İstanbul Cumhuriyet Başsavcılığı, gazeteci Saygı Öztürk’ün gündeme getirdiği “Ben Yeşil’im” iddiasıyla ilgili re’sen soruşturma başlattı. Başlatılan soruşturma kapsamında hem Öztürk’ün hem de kendisini “Yeşil” olarak tanıtan kişi olduğu iddia edilen kişinin ifadeleri alındı. Söz konusu kişi, kendisini Mahmut Yıldırım olarak tanıtarak, “Yeşil” kod adıyla bilinen kişiye dair önemli açıklamalar yapmıştı. Bu gelişme, basın ve kamuoyunda büyük yankı uyandırdı.
Soruşturma, içeriği itibariyle hem medya hem de hukuk çevrelerinde merakla izleniyor. Konunun başlıca odak noktalarından biri, “Yeşil” olduğu öne sürülen kişinin kimliği ve bu kişinin ne tür bir bağla, hangi olaylarla ilişkili olduğu. Saygı Öztürk’ün ve telefonla arayan kişinin ifadelerinin alınması, olayın çözülmesine yönelik önemli adımlar olarak değerlendiriliyor.
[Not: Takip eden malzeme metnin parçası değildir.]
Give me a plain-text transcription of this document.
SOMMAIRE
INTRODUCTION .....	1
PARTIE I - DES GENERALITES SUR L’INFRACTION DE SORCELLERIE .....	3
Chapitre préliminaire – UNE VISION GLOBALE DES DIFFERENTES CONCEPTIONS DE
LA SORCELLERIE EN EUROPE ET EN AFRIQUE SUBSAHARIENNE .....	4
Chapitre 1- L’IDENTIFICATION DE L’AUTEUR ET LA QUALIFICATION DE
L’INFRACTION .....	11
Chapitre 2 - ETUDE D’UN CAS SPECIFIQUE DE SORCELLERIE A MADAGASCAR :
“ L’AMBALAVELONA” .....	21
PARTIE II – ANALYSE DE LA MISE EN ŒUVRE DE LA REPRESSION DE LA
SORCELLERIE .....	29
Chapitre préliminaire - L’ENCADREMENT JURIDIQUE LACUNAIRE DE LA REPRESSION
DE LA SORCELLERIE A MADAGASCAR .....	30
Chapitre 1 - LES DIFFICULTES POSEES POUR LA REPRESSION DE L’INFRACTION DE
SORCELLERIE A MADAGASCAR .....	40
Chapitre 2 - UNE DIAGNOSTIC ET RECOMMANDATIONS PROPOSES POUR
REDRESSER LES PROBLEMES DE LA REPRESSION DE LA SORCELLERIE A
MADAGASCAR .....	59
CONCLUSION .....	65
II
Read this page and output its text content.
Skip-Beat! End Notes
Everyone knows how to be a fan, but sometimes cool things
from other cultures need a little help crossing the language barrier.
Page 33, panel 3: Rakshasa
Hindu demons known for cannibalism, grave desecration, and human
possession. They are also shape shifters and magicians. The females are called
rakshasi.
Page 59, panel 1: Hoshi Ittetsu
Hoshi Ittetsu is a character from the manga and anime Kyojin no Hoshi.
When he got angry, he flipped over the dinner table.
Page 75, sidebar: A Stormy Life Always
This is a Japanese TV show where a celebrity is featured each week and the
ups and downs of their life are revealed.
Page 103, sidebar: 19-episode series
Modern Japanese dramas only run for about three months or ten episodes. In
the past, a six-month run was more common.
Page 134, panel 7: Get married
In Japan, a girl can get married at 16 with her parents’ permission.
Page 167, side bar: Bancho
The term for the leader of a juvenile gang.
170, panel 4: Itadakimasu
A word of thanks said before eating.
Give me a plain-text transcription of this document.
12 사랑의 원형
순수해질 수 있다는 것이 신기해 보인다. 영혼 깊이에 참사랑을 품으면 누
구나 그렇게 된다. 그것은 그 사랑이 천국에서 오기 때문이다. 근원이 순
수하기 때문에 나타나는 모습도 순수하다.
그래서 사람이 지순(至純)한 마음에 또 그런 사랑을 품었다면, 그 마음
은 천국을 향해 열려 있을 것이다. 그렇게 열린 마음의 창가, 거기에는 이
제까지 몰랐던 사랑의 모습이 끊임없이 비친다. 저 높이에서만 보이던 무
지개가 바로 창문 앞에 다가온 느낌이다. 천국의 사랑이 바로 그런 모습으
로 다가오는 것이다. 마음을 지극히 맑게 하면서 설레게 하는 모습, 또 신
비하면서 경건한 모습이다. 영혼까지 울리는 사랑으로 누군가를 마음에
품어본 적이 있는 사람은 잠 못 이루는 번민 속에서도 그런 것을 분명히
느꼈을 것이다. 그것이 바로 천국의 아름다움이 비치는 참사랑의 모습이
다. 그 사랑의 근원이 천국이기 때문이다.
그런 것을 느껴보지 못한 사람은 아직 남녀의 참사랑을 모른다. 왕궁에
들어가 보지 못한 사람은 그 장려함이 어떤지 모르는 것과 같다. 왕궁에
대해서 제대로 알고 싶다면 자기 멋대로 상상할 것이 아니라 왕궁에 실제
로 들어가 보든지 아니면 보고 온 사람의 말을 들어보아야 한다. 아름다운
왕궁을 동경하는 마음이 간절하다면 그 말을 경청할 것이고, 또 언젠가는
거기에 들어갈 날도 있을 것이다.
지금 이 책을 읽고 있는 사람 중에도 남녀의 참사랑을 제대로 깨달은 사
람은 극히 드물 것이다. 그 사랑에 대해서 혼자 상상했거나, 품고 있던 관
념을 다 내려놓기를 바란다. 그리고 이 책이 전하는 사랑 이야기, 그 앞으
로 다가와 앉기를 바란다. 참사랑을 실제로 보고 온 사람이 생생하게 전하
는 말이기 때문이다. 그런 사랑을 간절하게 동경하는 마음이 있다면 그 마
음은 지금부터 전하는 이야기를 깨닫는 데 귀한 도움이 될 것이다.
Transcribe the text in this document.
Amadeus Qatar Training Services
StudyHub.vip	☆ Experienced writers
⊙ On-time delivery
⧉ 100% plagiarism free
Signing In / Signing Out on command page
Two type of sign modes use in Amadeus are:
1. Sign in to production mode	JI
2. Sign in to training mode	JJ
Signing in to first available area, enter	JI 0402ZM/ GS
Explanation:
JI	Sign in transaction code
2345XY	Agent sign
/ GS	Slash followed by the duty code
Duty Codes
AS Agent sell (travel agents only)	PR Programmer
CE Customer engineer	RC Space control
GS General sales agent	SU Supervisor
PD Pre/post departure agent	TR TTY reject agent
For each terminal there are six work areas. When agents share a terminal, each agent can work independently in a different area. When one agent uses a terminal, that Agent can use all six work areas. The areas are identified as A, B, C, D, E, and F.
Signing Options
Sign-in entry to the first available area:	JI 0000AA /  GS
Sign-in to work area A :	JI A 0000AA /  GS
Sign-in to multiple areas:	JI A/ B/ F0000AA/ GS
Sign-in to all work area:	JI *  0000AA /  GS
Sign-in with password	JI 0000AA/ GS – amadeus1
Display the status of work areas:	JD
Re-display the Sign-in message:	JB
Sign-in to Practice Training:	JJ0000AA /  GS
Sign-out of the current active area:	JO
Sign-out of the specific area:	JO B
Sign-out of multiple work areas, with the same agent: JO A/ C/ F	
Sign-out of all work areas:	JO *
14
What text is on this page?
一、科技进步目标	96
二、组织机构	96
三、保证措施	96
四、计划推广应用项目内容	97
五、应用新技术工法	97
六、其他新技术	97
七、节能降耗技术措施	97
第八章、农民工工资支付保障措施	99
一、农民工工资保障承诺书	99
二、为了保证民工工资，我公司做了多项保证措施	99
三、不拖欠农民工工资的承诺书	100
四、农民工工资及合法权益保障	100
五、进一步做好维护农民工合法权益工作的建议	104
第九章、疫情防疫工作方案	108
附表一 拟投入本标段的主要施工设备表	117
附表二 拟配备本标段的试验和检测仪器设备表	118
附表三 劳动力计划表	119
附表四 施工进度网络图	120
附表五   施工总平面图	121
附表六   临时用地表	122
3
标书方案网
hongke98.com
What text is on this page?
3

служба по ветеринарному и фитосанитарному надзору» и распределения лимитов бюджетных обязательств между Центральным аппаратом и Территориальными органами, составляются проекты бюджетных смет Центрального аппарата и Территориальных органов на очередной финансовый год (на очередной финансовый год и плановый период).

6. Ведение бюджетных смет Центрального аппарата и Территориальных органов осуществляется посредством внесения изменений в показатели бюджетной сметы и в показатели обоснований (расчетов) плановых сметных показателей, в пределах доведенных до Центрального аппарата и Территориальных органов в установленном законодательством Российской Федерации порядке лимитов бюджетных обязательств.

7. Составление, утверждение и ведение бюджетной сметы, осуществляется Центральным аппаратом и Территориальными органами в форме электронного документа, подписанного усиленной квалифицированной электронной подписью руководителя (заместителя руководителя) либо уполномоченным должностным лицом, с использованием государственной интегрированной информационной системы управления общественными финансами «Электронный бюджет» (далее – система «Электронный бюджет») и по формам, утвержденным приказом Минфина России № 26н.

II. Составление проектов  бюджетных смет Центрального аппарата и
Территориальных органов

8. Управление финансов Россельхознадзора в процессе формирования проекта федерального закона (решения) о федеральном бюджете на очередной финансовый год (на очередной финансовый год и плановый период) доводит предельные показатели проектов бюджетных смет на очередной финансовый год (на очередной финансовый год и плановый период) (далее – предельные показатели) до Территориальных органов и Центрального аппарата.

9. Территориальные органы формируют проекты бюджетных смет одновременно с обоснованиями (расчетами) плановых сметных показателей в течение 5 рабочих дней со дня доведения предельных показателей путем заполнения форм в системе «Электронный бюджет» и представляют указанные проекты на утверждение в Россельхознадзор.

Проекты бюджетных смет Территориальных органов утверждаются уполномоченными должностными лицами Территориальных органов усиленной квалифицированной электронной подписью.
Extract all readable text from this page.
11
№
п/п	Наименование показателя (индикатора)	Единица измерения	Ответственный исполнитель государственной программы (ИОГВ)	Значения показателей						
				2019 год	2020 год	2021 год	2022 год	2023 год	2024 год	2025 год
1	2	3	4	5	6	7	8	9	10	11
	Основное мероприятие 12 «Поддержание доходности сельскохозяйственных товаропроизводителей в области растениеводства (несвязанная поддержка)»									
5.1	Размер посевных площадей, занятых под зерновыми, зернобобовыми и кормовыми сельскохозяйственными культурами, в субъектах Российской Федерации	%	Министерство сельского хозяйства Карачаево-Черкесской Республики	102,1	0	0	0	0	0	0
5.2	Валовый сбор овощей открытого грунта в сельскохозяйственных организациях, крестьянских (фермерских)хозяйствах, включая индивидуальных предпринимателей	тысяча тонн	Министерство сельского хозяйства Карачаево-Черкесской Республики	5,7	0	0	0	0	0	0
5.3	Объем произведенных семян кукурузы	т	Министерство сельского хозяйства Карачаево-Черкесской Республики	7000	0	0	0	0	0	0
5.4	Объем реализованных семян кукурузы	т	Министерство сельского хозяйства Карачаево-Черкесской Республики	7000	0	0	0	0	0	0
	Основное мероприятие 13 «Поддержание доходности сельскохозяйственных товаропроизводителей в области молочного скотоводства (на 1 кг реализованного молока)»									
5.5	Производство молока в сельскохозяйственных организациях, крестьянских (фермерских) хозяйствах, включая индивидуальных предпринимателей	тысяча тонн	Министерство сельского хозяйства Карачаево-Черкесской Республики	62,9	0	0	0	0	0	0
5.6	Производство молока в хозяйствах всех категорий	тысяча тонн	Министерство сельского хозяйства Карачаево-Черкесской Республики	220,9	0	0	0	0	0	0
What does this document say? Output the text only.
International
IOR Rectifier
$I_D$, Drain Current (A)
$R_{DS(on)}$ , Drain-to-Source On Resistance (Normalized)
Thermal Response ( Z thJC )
Olay, Sözcü gazetesi yazarı Saygı Öztürk’ü arayan kişinin kendisini “Yeşil” olarak tanıtmasının ardından geniş kitlelerce gündeme gelmişti. Ancak, İçişleri Bakanlığı’nın yaptığı açıklamaya göre aramayı yapan kişi, Türkiye’de yarı açık cezaevinde bulunan C. A. adlı hükümlü olarak tespit edildi. Bakanlık, bu kişinin sabıka kaydında “adam öldürme, kasten yaralama ve mala zarar verme” suçlarıyla yer aldığını belirtti. Ayrıca, telefon görüşmelerinin 9 Aralık’ta üç kez gerçekleştirildiği, ilk aramanın yaklaşık 2 dakika sürdüğü, diğer ikisinin ise çok daha uzun olduğu ifade edildi.
Başsavcılığın soruşturma dosyasına göre, aramayı yapan hükümlü ile Saygı Öztürk’ün ifadeleri alınırken, konuyla ilgili soruşturma derinleşiyor. Öztürk, telefonla arayan kişinin gerçek kimliğine dair şüphelerini dile getirerek, “Yeşil” isminin medyada ve kamuoyunda çokça konuşulduğunu, fakat söz konusu kişinin bu iddiaları tam olarak doğrulamadığını belirtti. Bu bağlamda, ifadelere dayalı olarak yapılan açıklamalar kamuoyunda farklı yorumlara neden oldu.
Öztürk’ün açıklamalarında, “Yeşil” kod adlı kişinin adının ve kimliğinin kesin bir biçimde netleşmemiş olması, medya dünyasında farklı spekülasyonları da beraberinde getirdi. Birçok uzman, telefonla yapılan görüşmenin ardında başka bağlantıların olabileceğini öne sürüyor ve bu olayın derinlemesine araştırılması gerektiğini savunuyor. Aynı zamanda, olayın medya üzerinden sürdürülmesinin, gerçeklerin daha hızlı bir şekilde açığa çıkmasına yardımcı olacağı vurgulanıyor.
Söz konusu telefon görüşmesinin medya üzerinde yarattığı yankı, basının görevini yerine getirirken karşılaştığı engelleri de gözler önüne seriyor. Birçok gazeteci, olayın sadece hukuk boyutunun değil, aynı zamanda medya etiği açısından da çok önemli olduğuna dikkat çekiyor. Konunun daha da büyümesi ve daha fazla belgenin ortaya çıkması halinde, toplumun nasıl bir tepki vereceği ise merakla bekleniyor.
Bu gelişmeler ışığında, soruşturmanın derinleşmesi, toplumda adaletin ne şekilde sağlanacağı konusunda daha fazla tartışmayı gündeme getirebilir. Bu süreç, hem medya hem de hukuk camiası için örnek teşkil edebilecek önemli bir dönemeç olabilir. Olayın seyrinin nasıl şekilleneceği, kamuoyu tarafından yakından takip edilecek.